The story is about Judy Wood, an immigration attorney who changed the law on granting asylum in the United States to save the lives of women.

The film premiered at the 2018 LA Film Festival and was released on March 1, 2019, by Blue Fox Entertainment.

==Plot==

Attorney Judy Wood moves with her son from New Mexico to Los Angeles so he can be closer to his dad, as they share joint custody. Originally a defense lawyer, she starts work in an immigration law office. Soon after starting there, Judy proposes taking on Afghanistani Asefa Ashwari's case who is seeking exile. Barely looking at the file, her boss Ray hands her a form for the woman to request two months to arrange to get her affairs in order so as to return to her country of origin.

Judy drives to the ICE detention center holding Asefa. When she tries to interview the detainee, she has been so heavily medicated she cannot respond to her. Judy appeals to the warden, requesting Asefa be taken off the drugs so they can communicate. Ray again shows little empathy.

While investigating the case, Judy realizes that Asefa came to the US seeking political asylum. She was being persecuted in Afghanistan for educating girls. To obtain a psychological evaluation for the woman, she secures a work visa for another refugee, a psychiatrist. Taking him to the Detention Center, he confirms that Asefa is being overmedicated and recommends that they gradually reduce her medication so they can discover her true mental state.

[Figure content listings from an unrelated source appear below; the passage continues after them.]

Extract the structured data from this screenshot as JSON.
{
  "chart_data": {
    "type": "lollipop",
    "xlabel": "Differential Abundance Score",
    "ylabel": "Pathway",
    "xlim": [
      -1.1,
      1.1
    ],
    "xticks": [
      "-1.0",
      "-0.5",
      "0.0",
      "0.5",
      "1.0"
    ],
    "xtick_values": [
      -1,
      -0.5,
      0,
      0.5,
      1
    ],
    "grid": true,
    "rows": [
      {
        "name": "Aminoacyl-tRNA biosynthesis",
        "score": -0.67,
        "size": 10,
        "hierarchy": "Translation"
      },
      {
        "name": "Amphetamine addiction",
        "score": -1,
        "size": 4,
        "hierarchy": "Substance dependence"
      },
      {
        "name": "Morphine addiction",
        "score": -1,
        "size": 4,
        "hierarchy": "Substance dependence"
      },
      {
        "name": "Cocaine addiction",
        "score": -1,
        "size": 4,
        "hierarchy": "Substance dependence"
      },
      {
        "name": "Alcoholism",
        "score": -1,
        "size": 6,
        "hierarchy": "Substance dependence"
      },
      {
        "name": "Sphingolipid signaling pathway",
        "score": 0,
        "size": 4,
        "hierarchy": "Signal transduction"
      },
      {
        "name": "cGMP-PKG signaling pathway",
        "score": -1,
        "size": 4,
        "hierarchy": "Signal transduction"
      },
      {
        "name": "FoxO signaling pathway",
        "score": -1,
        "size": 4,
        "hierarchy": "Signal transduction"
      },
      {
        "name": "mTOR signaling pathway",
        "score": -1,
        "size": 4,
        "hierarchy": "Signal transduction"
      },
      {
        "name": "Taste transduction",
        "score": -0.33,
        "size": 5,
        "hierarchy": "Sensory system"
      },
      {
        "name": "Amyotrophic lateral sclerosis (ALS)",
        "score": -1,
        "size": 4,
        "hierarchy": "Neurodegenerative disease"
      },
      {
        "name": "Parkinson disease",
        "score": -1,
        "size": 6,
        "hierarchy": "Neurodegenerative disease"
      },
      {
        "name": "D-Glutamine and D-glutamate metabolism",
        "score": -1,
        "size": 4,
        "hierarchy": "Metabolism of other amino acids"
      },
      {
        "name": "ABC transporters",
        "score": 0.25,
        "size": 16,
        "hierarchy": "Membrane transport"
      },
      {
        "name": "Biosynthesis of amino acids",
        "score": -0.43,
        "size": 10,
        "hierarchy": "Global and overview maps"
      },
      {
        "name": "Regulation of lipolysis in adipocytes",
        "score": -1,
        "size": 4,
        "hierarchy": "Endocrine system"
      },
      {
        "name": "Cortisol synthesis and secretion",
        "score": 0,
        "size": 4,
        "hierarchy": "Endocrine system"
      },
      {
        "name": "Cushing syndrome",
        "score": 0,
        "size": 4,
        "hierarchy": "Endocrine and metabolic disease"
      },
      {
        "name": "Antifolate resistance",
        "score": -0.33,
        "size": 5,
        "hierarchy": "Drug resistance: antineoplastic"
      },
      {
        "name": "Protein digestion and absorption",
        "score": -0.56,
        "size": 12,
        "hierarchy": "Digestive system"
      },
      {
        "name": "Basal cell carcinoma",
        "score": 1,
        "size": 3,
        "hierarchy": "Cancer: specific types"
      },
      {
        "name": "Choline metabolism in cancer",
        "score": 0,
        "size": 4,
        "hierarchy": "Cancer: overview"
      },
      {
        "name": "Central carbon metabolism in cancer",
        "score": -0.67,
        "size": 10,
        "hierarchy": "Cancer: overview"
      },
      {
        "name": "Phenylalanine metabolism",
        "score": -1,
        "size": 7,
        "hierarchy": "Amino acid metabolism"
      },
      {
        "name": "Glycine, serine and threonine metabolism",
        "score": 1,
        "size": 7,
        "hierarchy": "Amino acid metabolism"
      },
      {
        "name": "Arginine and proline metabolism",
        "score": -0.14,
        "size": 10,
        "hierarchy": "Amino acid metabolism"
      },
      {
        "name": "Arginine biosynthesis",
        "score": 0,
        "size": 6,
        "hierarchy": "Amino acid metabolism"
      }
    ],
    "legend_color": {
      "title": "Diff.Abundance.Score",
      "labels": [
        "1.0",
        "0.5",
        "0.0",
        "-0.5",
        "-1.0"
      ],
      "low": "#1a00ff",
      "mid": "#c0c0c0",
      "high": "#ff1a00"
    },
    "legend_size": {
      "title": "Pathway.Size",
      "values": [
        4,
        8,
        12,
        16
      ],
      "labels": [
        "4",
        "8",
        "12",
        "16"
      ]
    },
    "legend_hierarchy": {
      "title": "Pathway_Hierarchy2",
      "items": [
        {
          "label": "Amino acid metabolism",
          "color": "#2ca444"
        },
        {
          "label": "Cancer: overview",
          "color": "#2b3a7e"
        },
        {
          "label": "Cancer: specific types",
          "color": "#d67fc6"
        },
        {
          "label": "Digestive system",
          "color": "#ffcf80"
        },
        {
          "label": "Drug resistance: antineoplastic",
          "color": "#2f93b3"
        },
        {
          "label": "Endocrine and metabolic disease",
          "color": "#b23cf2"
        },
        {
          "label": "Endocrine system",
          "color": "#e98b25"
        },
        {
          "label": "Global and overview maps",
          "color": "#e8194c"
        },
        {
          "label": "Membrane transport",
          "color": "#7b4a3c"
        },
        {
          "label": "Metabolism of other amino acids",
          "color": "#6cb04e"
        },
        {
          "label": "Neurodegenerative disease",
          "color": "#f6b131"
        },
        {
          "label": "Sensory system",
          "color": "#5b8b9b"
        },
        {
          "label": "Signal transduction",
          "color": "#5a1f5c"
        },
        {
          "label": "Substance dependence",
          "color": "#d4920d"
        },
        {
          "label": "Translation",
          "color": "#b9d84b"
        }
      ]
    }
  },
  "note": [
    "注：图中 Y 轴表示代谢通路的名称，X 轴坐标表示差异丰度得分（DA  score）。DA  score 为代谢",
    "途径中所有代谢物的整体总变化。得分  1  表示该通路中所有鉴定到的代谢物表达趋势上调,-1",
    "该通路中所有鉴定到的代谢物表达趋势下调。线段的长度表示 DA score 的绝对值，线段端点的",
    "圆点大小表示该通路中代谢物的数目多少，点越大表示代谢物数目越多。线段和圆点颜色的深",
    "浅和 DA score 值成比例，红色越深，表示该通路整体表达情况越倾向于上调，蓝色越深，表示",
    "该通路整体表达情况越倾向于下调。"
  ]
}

Judy continues to visit Asefa in the detention center, and each time she becomes more and more alert. On one visit she meets a woman visiting her husband who has also been detained. Judy offers to help. Through that family she gets more contacts with potential clients. Judy takes all of the new possible cases to the lawyer's office. Ray is unhappy with all of the extra cases. Getting frustrated, he fires her. So Judy opens her own office downtown.

Judy single-handedly changes United States asylum law to include women to be a part of the protected class. Wood's victory is believed by immigration advocates to have saved the lives of tens of thousands of female immigrants around the world, in particular Asefa Ashwari, a teacher from Afghanistan facing deportation and her win in the 9th Circuit. It depicts her dedication to her clients over her family.

==Cast==
- Michelle Monaghan as Judy Wood
- Judith L. Wood as Herself (Cameo before credits)
- Leem Lubany as Asefa
- Common as Benjamin Adebayo
- Fahim Fazli as Taliban Leader
- Peter Krause as Matthew
- Ben Schnetzer as Parker
- Waleed Zuaiter as Omar
- Mykelti Williamson as Dikembe Mustafa
- Gabriel Bateman as Alex Wood
- Aimee Garcia as Celi
- Kevin Chapman as Officer King
- Gil Birmingham as Michael Bowman
- Alfred Molina as Ray Hernandez
- Alfre Woodard as Judge Benton

==Production==
Principal photography began in May 2017 in Los Angeles.

==Reception==
===Box office===
Saint Judy grossed $78,935 in the United States and Canada and $17,277 in other territories, for a worldwide total of $96,212.

===Critical reception===
On review aggregator Rotten Tomatoes, the film holds an approval rating of based on reviews, with an average rating of . On Metacritic, the film has a weighted average score of 51 out of 100, based on 7 critics, indicating "mixed or average reviews".

===Festivals and awards===
Saint Judy is nominated for an LA Muse award at the Los Angeles Film Festival 2018, Best International Film at London Raindance Film Festival 2018, and a Mind the Gap award at Mill Valley Film Festival 2018. Michelle Monaghan is nominated for Best Performance at London Raindance Film Festival 2018.